The benefit to users is single sign-on: They use their corporate credentials to access the services in Office 365 to which your company has subscribed. Users don’t have to sign in again and remember multiple passwords.
What about IT pros?
Imagine having two hundred users that you support for cloud services. Your excitement fades quickly when you realize you have to manage those users’ BPOS accounts separately from your Active Directory (AD) accounts. Even with mass uploads your average IT pro doesn’t want to duplicate effort. And honestly, managing those accounts in a browser isn’t nearly as easy as using Windows AD tools. Here is what you get:
- Policy control: The administrator can control account policies through Active Directory, which gives the administrator the ability to manage password policies, workstation restrictions, lock-out controls, and more, without having to perform additional tasks in the cloud.

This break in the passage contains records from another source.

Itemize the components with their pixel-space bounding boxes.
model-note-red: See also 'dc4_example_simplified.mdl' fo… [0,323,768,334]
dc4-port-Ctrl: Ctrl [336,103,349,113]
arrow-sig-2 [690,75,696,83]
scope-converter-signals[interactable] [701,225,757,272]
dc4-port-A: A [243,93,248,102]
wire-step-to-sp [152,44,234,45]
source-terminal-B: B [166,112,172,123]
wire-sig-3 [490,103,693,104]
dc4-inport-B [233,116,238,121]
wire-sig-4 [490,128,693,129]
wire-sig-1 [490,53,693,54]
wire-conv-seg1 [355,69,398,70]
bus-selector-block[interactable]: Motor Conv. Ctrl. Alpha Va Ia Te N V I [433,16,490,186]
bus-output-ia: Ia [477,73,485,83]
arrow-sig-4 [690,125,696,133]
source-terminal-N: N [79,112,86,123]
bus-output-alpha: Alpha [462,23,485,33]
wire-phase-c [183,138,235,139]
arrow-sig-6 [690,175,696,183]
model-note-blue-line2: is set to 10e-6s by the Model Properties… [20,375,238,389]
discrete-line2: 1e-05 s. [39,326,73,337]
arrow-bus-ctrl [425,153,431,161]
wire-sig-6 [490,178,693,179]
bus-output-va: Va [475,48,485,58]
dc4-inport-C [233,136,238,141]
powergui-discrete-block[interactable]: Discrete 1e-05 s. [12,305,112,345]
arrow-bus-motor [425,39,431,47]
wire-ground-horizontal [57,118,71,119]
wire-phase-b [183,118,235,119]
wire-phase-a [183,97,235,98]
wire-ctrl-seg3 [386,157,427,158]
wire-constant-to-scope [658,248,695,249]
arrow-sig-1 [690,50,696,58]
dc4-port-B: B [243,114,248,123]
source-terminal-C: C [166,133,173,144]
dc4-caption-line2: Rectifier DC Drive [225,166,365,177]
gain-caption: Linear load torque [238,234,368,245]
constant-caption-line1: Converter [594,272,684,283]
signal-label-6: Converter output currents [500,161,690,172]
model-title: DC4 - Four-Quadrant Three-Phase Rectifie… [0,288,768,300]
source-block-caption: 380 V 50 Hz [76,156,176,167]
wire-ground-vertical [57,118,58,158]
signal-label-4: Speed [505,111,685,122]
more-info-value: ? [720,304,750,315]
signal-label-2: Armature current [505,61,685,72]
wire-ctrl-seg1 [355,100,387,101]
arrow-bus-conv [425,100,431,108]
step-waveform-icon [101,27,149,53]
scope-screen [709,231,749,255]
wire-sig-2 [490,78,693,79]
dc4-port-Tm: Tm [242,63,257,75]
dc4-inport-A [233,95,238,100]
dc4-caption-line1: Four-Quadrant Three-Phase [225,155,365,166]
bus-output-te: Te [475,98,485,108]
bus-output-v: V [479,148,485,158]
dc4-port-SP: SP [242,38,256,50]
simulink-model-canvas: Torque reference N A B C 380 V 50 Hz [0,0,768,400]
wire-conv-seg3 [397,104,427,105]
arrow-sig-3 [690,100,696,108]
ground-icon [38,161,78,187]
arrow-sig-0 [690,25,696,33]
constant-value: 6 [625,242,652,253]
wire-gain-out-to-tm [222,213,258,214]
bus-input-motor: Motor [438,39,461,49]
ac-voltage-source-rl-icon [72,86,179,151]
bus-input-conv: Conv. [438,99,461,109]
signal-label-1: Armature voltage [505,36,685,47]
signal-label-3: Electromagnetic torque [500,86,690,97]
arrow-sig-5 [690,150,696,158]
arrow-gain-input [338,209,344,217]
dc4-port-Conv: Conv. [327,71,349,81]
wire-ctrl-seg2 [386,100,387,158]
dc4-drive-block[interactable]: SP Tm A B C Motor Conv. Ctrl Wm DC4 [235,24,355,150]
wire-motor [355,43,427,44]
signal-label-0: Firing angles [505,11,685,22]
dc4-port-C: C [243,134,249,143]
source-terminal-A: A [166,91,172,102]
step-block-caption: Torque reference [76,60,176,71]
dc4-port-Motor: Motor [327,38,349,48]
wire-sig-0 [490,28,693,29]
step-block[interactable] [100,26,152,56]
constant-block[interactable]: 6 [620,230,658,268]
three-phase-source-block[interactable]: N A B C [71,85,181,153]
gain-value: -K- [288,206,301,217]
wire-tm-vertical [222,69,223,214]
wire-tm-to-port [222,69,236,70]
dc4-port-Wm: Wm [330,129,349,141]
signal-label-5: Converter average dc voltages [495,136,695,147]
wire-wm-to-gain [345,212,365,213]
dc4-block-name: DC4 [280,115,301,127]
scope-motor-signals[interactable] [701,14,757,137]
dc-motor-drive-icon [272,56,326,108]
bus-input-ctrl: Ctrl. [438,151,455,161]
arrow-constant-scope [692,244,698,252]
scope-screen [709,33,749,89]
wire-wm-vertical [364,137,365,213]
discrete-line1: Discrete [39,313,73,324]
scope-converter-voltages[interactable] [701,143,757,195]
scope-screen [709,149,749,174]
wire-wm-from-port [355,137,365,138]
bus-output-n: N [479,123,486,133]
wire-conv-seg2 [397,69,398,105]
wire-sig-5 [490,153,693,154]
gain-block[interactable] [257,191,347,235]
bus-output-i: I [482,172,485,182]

- Access control: The administrator can restrict access to Office 365 so that the services can be accessed through the corporate environment, through online servers, or both.
- Reduced support calls: Forgotten passwords are a common source of support calls in all companies. If users have fewer passwords to remember, they are less likely to forget them.
- Security: User identities and information are protected because all of the servers and services used in single sign-on are mastered and controlled on-premises.
- Support for strong authentication: You can use strong authentication (also called two-factor authentication) with Office 365. However, if you use strong authentication, you must use single sign-on. There are restrictions on the use of strong authentication.
Of course there is configuration involved, and requirements:
- Active Directory deployed and running in Windows Server 2003, Windows Server 2008, or Windows Server 2008 R2 with a functional level of mixed or native mode.
- Plan for and deploy ADFS 2.0 on Windows Server 2008 or Windows Server 2008 R2. Also, if the user is connecting from outside your company’s network, you must deploy an Active Directory Federation Services 2.0 proxy.
- Use the Microsoft Online Services Identity Federation Management tool to establish a trust with Office 365.
So thank you, Office 365 ADFS 2.0. You’ll make many users and IT pros very happy.